We sought to estimate the period prevalence of methicillin-resistant Staphylococcus aureus (MRSA) skin and soft tissue infection (SSTI) and evaluate risk factors for MRSA SSTI in an emergency department (ED) population.


We carried out a cohort study with a nested case-control design. Patients presenting to our ED with a wound culture and a discharge diagnosis of SSTI between January 2003 and September 2004 were dichotomized as MRSA positive or negative. Fifty patients with MRSA SSTI matched by calendar time to 100 controls with MRSA-negative SSTI had risk factors assessed using multivariate conditional logistic regression.


Period prevalence of MRSA SSTI was 54.8% (95% confidence interval [CI] 50.2%-59.4%). The monthly period prevalence increased from 21% in January 2003 to 68% in September 2004 (p < 0.01). Risk factors for MRSA SSTI were injection drug use (IDU) (odds ratio [OR] 4.6, 95% CI 1.4-16.1), previous MRSA infection and colonization (OR 6.4, 95% CI 2.1-19.8), antibiotics in 8 weeks preceding index visit (OR 2.6, 95% CI 1.2-8.1), diabetes mellitus (OR 4.1, 95% CI 1.4-12.1), abscess (OR 5.6, 95% CI 1.8-17.1) and admission to hospital in previous 12 months (OR 2.6, 95% CI 1.1-11.2).

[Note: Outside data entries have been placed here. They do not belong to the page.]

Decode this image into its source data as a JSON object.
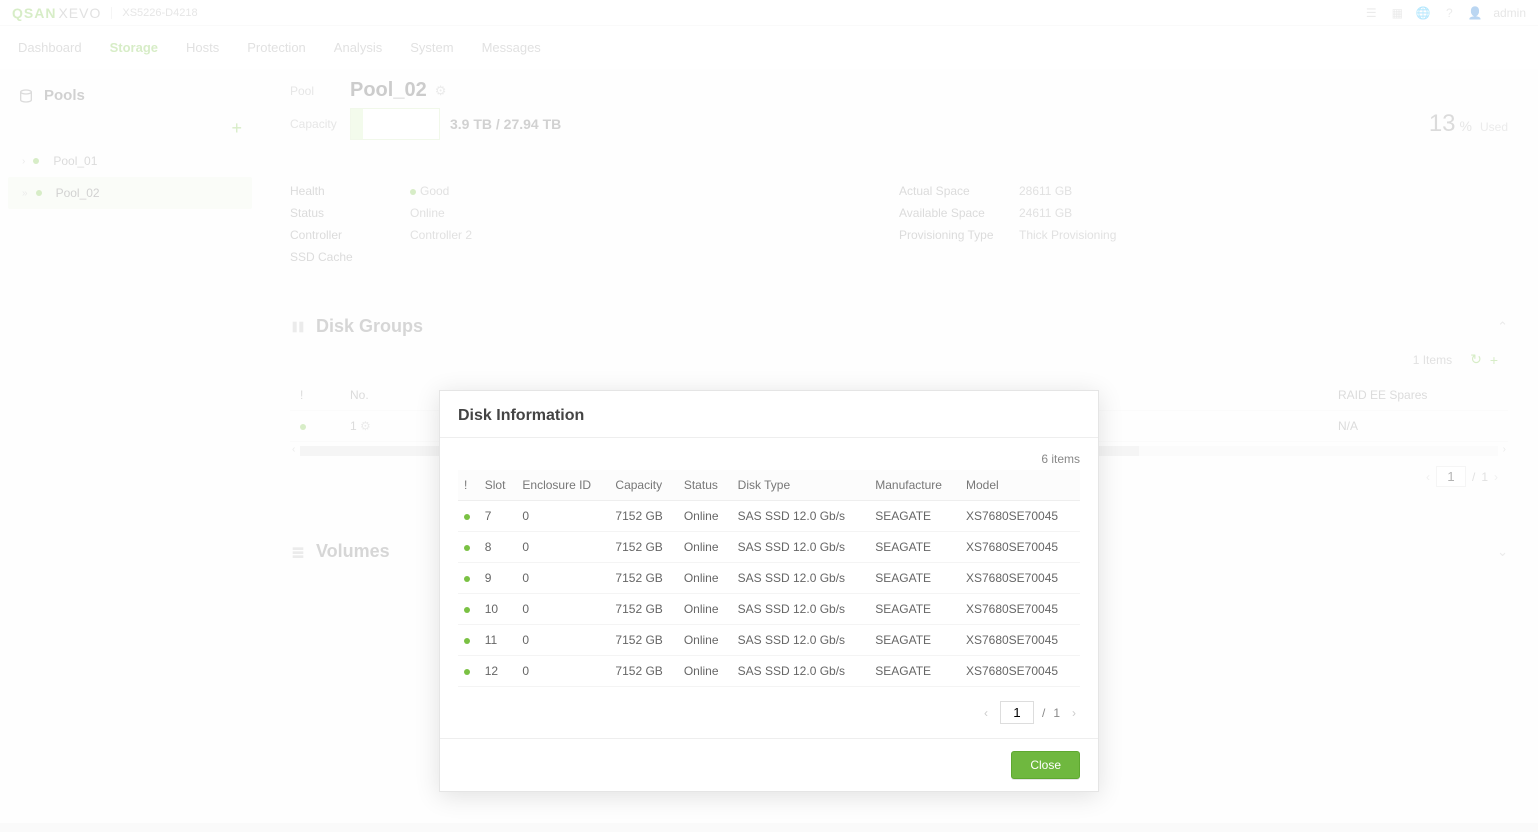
{
  "brand": {
    "main": "QSAN",
    "sub": "XEVO",
    "model": "XS5226-D4218"
  },
  "topbar": {
    "user": "admin"
  },
  "nav": {
    "items": [
      "Dashboard",
      "Storage",
      "Hosts",
      "Protection",
      "Analysis",
      "System",
      "Messages"
    ],
    "active": 1
  },
  "sidebar": {
    "title": "Pools",
    "items": [
      {
        "name": "Pool_01"
      },
      {
        "name": "Pool_02"
      }
    ],
    "active": 1
  },
  "pool": {
    "labels": {
      "pool": "Pool",
      "capacity": "Capacity"
    },
    "name": "Pool_02",
    "capacity_text": "3.9 TB / 27.94 TB",
    "fill_pct": 14,
    "used_pct": "13",
    "used_unit": "%",
    "used_label": "Used",
    "info_left": [
      {
        "k": "Health",
        "v": "Good",
        "dot": true
      },
      {
        "k": "Status",
        "v": "Online"
      },
      {
        "k": "Controller",
        "v": "Controller 2"
      },
      {
        "k": "SSD Cache",
        "v": ""
      }
    ],
    "info_right": [
      {
        "k": "Actual Space",
        "v": "28611 GB"
      },
      {
        "k": "Available Space",
        "v": "24611 GB"
      },
      {
        "k": "Provisioning Type",
        "v": "Thick Provisioning"
      }
    ]
  },
  "disk_groups": {
    "title": "Disk Groups",
    "items_label": "1 Items",
    "headers": {
      "status": "!",
      "no": "No.",
      "raid_spares": "RAID EE Spares"
    },
    "row": {
      "no": "1",
      "raid_spares": "N/A"
    },
    "pager": {
      "page": "1",
      "pages": "1"
    }
  },
  "volumes": {
    "title": "Volumes"
  },
  "modal": {
    "title": "Disk Information",
    "items_text": "6 items",
    "headers": [
      "!",
      "Slot",
      "Enclosure ID",
      "Capacity",
      "Status",
      "Disk Type",
      "Manufacture",
      "Model"
    ],
    "rows": [
      {
        "slot": "7",
        "enc": "0",
        "cap": "7152 GB",
        "status": "Online",
        "type": "SAS SSD 12.0 Gb/s",
        "mfr": "SEAGATE",
        "model": "XS7680SE70045"
      },
      {
        "slot": "8",
        "enc": "0",
        "cap": "7152 GB",
        "status": "Online",
        "type": "SAS SSD 12.0 Gb/s",
        "mfr": "SEAGATE",
        "model": "XS7680SE70045"
      },
      {
        "slot": "9",
        "enc": "0",
        "cap": "7152 GB",
        "status": "Online",
        "type": "SAS SSD 12.0 Gb/s",
        "mfr": "SEAGATE",
        "model": "XS7680SE70045"
      },
      {
        "slot": "10",
        "enc": "0",
        "cap": "7152 GB",
        "status": "Online",
        "type": "SAS SSD 12.0 Gb/s",
        "mfr": "SEAGATE",
        "model": "XS7680SE70045"
      },
      {
        "slot": "11",
        "enc": "0",
        "cap": "7152 GB",
        "status": "Online",
        "type": "SAS SSD 12.0 Gb/s",
        "mfr": "SEAGATE",
        "model": "XS7680SE70045"
      },
      {
        "slot": "12",
        "enc": "0",
        "cap": "7152 GB",
        "status": "Online",
        "type": "SAS SSD 12.0 Gb/s",
        "mfr": "SEAGATE",
        "model": "XS7680SE70045"
      }
    ],
    "pager": {
      "page": "1",
      "pages": "1"
    },
    "close": "Close"
  }
}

The period prevalence of MRSA SSTI between January 2003 and September 2004 was 54.8% at our institution. There was a marked increase in the monthly period prevalence from the beginning to the end of the study. Risk factors are IDU, previous MRSA infection and colonization, prescriptions for antibiotics in previous 8 weeks and admission to hospital in the preceding 12 months. On the basis of local prevalence and risk factor patterns, emergency physicians should consider MRSA as a causative agent for SSTI.